Operazione bloccata per sciopero e Siaarti si difende: nemmeno l’anestesista è il capro espiatorio di turno

Operazione bloccata per sciopero e Siaarti si difende: nemmeno l’anestesista è il capro espiatorio di turno

Ah, la sempiterna battaglia tra diritto al lavoro e dovere di scioperare, un classico intramontabile del nostro sistema sanitario nazionale. Stavolta il dramma si consuma all’ospedale di Ancona, precisamente a Torrette, dove un intervento di chirurgia senologica oncologica, programmato per il 22 settembre, è stato puntualmente rinviato. Il colpevole? Uno sciopero generale di medici, infermieri e soprattutto anestesisti in solidarietà con Gaza. Ovviamente, le polemiche non si sono fatte attendere e la società degli anestesisti ha dovuto intervenire per chiedere un po’ di buon senso e meno strumentalizzazioni.

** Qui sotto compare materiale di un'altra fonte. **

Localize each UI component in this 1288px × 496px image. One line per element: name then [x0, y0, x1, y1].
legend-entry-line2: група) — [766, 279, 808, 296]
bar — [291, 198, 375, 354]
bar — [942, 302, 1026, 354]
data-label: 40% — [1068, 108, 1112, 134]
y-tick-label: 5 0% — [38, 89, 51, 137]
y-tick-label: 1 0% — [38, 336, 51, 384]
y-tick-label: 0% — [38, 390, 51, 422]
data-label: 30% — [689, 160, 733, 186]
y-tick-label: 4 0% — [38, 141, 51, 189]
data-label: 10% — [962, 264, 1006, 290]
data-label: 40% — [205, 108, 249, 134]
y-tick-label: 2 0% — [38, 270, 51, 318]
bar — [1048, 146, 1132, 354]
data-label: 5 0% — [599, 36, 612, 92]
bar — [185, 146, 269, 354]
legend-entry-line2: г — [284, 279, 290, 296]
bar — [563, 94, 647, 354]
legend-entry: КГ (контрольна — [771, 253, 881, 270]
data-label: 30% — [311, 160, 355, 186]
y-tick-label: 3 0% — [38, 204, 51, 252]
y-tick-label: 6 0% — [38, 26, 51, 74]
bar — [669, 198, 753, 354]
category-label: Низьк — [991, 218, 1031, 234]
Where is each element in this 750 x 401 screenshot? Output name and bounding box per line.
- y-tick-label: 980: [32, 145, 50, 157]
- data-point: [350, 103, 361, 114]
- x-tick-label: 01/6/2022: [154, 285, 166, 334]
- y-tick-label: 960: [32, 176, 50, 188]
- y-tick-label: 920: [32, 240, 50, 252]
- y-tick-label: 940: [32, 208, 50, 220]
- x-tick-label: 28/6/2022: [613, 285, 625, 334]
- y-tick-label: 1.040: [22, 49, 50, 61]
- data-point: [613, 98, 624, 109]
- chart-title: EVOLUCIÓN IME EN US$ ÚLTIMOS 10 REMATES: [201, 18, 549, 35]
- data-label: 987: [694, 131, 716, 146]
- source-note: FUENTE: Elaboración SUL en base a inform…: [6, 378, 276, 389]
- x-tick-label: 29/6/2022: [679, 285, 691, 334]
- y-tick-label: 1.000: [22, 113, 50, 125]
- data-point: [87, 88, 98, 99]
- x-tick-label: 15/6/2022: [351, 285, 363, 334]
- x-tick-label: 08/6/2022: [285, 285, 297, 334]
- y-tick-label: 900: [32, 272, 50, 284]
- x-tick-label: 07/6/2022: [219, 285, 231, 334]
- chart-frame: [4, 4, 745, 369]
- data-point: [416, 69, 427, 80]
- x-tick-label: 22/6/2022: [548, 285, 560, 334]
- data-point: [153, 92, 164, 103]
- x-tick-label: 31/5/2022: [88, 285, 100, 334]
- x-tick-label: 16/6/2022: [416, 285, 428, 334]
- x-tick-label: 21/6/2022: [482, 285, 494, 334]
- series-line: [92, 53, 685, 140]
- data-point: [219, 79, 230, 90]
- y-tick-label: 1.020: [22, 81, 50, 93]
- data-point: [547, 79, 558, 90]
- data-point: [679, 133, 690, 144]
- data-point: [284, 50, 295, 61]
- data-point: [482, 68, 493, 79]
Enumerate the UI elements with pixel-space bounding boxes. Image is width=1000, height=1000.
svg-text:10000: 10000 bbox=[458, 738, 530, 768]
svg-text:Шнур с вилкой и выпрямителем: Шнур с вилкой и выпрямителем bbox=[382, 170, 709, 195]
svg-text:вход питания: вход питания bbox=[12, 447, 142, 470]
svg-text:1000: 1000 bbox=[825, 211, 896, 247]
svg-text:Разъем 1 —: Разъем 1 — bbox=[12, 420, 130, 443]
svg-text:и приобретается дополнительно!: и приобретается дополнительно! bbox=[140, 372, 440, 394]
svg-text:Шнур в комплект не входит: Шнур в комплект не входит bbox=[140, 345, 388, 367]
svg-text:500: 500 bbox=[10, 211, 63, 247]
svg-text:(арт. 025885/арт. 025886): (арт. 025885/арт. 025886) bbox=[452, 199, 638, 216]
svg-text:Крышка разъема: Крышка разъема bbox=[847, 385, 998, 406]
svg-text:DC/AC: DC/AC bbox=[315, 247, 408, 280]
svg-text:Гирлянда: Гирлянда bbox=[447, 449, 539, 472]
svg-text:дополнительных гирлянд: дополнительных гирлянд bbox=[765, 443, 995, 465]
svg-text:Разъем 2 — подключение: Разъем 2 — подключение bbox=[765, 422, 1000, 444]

Elena Bignami, presidente della Società Italiana di Anestesia, Analgesia, Rianimazione e Terapia Intensiva (SIAARTI), non si è fatta pregare nel ribadire il punto: capiamo il dolore della paziente, ma attribuire la colpa agli anestesisti è ridicolo. Lo sciopero è un diritto costituzionale e chi aderisce lo comunica in anticipo, come da regolamento. Forse sarebbe più opportuno che i politici si interrogassero su quanto siano vitali questi professionisti: senza anestesisti, caro sistema sanitario, non si opera nemmeno un dito.

Se da un lato c’è rammarico per la paziente, dall’altro qualcuno cerca di spegnere gli incendi con spiegazioni da manuale. Elisabetta Cerutti, direttore della struttura complessa di Anestesia e Rianimazione dell’azienda ospedaliera universitaria delle Marche, parla della vicinanza alla paziente – cosa che suona quasi come un obbligo di cortesia – e precisa che l’intervento è stato riprogrammato rapidissimamente, così da non compromettere la prognosi. Naturalmente, la riorganizzazione della sala operatoria coinvolge mezzo ospedale, non solo anestesisti, ma infermieri, direttori e chi più ne ha più ne metta.

Un dettaglio curioso che non si può passare sotto silenzio: gli interventi urgenti vanno sempre avanti e gli elettivi vengono rimandati a tempi più “convenienti”. Insomma, se non ti operi subito, bon, aspetta qualche giorno in più. Forse una terapia antipazienta? Molto fashion nel 2025.

Una protesta che non si ferma davanti alle inevitabili conseguenze

Ora veniamo al nocciolo della questione. Lo sciopero non è una leggerezza, come ci ricorda la Cerutti, che dimostra un’imprevedibile vena empatica. Chi sciopera, medici e infermieri, perde lo stipendio per quella giornata e non lo fa per un contentino economico o per freschi diritti, ma per qualcosa che, ahimè, sembra non toccare le coscienze di molti: una protesta contro la tragedia umanitaria a Gaza. Quindi, un gesto “umanitario”, per usare il loro terminaccio, a difesa di un popolo – e permettetemi il sarcasmo – che “viene massacrato”.

Come ciliegina sulla torta, la protesta per la distruzione degli ospedali e la morte per fame e malasanità è stata definita “l’ultima spiaggia” dopo il silenzio assordante delle istituzioni. Complimenti, un quadro magnifico.

Il rischio di strumentalizzazione? Meglio evitare

Bignami insiste – e con ragione, se vogliamo – sul fatto che la disperazione di una paziente non dovrebbe essere usata come arma per delegittimare chi esercita un diritto costituzionale. Però, poi, punta il dito su un problema altrettanto serio: la fuga degli anestesisti, professione sempre meno “attraente” per i giovani medici. Probabilmente, se continuerà così, tra qualche anno, avremo più anestesisti in sciopero che in sala operatoria. E indovinate un po’? Senza anestesisti, non si opera. Curioso, vero?

In conclusione, tra diritti costituzionali, emergenze oncologiche, drammi geopolitici e turni saltati, ci ritroviamo davanti a uno spettacolo tragicomico che mette in luce il fragile equilibrio di un sistema dove spesso vengono calpestati tutti i sacri diritti: quello del lavoro, della salute, della protesta e dell’umanità.